Elon Musk will open self-driving software to carmakers

Avatar By Le Williams | 2 years ago

Tesla CEO Elon Musk unveiled to a hacker conference in Las Vegas he plans to “open source” the software Tesla uses to secure autonomous-driving features from hacks or takeovers, allowing other carmakers to utilize the technology.

Tesla is attempting to make autonomous vehicle software safer by opening the software to more scrutiny, as experessed by Musk tp a private audience of around 100 people on Friday at DEFCON, an annual cybersecurity defense conference held in Las Vegas.

“I think one of the biggest concerns for autonomous vehicles is somebody achieving a fleet-wide hack,” he said according to people who attended. Musk confirmed the decision in a tweet on Saturday, writing it was “extremely important to a safe self-driving future for all.”

Musk said the move is partly meant to show that Tesla is putting security concerns above worries over protecting intellectual property, according to the people.

The “obscurity” emphasized by Musk, as a security strategy, has proven ineffective in several cases.

Experts have noted that keeping code secret makes it harder for attackers to find and exploit holes, it also makes it harder for security researchers and customers to find holes and demand a fix.

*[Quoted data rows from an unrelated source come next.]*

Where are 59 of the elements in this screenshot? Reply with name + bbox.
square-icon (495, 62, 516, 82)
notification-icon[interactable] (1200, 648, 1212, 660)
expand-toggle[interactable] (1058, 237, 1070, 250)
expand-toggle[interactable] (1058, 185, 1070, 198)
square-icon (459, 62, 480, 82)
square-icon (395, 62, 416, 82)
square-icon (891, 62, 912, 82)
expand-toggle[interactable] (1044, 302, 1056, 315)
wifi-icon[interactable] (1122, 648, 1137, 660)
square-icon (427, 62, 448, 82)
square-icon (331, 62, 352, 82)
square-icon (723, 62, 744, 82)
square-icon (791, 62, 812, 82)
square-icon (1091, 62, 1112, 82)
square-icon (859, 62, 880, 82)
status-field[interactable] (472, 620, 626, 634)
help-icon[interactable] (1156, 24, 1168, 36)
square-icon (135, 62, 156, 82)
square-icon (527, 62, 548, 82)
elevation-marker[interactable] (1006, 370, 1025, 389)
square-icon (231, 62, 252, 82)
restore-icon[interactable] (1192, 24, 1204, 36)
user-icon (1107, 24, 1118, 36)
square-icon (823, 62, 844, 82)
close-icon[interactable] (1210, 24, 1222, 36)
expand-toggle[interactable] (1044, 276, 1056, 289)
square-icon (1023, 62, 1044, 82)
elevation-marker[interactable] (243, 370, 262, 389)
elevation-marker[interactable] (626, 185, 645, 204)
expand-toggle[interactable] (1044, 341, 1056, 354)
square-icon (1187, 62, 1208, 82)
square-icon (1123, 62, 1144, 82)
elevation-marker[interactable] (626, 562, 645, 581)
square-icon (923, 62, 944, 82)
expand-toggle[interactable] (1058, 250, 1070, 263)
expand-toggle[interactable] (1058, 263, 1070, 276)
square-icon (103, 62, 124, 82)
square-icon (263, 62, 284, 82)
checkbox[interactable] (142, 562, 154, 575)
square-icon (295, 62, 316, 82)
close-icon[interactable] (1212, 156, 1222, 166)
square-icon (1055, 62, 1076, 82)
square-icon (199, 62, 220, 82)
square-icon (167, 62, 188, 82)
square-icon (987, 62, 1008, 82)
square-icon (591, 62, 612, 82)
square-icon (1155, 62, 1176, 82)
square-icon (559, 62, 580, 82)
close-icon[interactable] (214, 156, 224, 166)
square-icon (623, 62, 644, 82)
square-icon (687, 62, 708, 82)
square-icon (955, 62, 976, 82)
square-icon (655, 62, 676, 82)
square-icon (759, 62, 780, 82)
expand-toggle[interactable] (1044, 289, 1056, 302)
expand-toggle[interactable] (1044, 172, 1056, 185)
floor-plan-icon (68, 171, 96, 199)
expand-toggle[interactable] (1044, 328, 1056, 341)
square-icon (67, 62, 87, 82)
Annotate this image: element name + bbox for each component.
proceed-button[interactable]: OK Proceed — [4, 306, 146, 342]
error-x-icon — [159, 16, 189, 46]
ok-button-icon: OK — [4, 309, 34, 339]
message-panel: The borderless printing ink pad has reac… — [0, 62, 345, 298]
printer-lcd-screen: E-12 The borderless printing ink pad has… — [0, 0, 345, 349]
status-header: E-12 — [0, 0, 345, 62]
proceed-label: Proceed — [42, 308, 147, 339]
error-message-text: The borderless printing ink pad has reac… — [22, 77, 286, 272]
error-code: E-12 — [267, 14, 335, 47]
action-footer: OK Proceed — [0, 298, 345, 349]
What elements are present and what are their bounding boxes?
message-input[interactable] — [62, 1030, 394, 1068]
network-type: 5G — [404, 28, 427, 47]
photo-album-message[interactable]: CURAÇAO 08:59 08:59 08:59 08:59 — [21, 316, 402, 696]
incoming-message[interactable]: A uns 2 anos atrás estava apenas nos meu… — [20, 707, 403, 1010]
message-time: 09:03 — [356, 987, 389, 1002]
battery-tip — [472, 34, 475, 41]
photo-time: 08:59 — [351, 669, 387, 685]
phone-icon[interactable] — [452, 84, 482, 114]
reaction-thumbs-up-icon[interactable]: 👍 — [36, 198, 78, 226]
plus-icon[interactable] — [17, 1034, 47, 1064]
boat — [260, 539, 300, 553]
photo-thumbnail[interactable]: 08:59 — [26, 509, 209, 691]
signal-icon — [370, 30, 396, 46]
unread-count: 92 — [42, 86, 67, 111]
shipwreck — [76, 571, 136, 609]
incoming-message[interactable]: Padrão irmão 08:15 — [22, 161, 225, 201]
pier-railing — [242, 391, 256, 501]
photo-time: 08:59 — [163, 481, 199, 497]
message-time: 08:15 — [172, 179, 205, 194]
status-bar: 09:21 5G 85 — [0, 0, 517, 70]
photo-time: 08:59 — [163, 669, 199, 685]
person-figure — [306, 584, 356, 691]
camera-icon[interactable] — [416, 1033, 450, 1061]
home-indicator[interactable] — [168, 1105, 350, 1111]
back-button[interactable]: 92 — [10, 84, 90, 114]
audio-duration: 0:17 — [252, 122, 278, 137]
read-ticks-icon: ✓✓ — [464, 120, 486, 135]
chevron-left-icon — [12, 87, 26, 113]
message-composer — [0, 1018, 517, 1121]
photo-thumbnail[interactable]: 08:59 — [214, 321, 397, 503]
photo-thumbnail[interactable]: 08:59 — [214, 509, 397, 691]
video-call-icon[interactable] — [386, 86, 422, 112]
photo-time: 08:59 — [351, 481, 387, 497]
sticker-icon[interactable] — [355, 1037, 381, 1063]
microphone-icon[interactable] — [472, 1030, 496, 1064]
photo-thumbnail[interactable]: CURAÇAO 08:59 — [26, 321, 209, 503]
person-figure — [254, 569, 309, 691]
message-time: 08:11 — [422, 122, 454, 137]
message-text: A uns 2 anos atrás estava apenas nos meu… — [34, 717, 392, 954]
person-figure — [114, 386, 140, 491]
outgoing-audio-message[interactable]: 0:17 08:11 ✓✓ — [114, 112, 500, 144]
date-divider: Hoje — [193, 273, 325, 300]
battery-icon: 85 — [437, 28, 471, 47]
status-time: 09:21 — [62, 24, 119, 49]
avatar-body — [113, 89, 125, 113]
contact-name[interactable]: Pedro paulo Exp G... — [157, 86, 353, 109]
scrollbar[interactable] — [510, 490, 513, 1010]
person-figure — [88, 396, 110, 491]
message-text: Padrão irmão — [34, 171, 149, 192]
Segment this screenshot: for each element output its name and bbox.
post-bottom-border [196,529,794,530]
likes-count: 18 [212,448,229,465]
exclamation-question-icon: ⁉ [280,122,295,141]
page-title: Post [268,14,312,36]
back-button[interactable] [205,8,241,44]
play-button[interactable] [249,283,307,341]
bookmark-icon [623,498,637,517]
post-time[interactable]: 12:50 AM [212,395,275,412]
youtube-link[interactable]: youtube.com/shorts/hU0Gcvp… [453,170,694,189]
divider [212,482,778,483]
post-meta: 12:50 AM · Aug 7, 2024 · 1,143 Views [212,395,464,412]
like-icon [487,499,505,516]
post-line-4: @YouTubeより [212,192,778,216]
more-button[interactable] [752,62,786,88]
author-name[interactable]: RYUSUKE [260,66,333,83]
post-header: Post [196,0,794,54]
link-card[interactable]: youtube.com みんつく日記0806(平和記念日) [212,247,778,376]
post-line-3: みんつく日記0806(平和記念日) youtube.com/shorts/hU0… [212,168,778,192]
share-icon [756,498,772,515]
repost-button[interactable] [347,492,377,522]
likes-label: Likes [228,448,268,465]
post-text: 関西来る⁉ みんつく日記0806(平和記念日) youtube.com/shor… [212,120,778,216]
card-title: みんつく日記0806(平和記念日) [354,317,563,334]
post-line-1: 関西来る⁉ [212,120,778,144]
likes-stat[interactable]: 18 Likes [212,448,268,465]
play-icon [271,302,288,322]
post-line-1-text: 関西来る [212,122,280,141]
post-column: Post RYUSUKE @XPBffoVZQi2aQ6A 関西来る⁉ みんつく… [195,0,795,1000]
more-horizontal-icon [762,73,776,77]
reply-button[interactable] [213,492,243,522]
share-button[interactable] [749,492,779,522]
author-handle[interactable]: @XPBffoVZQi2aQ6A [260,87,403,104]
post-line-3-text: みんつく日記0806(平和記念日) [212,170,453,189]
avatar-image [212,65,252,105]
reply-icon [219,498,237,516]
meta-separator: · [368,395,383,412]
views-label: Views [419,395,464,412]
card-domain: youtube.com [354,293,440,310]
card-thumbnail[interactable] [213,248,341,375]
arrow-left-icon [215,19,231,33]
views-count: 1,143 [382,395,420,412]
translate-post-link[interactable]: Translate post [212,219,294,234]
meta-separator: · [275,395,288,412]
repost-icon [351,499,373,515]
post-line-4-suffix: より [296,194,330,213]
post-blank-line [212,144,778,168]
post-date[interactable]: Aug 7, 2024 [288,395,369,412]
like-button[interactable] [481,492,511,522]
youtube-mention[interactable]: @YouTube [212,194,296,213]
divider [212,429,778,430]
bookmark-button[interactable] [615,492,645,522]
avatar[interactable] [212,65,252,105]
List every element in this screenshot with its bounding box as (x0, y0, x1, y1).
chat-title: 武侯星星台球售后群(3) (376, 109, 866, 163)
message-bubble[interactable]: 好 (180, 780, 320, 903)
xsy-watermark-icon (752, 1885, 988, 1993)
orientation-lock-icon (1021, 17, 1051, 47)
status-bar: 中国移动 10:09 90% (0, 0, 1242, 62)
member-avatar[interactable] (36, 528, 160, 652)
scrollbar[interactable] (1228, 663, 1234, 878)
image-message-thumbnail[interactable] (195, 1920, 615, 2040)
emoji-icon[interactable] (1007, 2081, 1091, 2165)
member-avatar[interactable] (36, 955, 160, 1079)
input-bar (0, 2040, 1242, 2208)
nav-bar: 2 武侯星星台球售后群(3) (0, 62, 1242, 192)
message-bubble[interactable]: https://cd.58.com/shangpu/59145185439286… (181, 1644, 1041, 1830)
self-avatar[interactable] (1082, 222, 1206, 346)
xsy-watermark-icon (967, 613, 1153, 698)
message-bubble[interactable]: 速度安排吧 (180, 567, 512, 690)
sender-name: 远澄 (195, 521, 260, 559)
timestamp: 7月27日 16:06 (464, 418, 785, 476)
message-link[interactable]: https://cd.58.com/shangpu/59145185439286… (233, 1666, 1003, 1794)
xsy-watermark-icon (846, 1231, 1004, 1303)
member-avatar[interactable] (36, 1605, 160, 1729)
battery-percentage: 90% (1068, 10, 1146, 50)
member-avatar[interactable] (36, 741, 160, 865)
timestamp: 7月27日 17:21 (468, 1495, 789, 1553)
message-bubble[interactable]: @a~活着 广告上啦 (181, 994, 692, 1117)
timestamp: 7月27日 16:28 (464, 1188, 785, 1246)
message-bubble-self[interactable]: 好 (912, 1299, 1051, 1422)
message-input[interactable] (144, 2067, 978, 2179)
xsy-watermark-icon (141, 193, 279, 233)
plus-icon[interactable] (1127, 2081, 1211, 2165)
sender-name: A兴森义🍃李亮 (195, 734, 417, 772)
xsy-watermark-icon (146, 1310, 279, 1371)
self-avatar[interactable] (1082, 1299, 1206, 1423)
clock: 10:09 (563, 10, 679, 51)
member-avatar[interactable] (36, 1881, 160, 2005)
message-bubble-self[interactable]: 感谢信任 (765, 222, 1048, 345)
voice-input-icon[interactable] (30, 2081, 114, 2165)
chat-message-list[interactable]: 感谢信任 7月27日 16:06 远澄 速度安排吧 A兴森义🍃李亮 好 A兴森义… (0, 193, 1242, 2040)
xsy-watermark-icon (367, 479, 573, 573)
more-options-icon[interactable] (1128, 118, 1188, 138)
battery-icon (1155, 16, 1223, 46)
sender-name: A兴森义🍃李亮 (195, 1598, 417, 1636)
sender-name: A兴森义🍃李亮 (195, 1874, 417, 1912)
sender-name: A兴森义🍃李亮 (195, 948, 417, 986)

According to information from Bugcrowd, a company that facilitates Tesla’s bug bounty program, these rewards range from $100 to $10,000. The average payout to successful hackers in the past three months has been around $1,860, according to Bugcrowd.

Engaging security professionals in this way relies on a series of rules defined informally by bug bounty companies, corporations that wish to engage hackers and the hackers themselves.

“Those rules include that hackers who find a vulnerability must allow companies time to validate it and fix it before making the news public. This is an effort to avoid letting criminals know about the problem before it can be fixed”, CNBC reports.

Other rules include making efforts to avoid privacy violations and not modifying or destroying any data the bug bounty seekers access.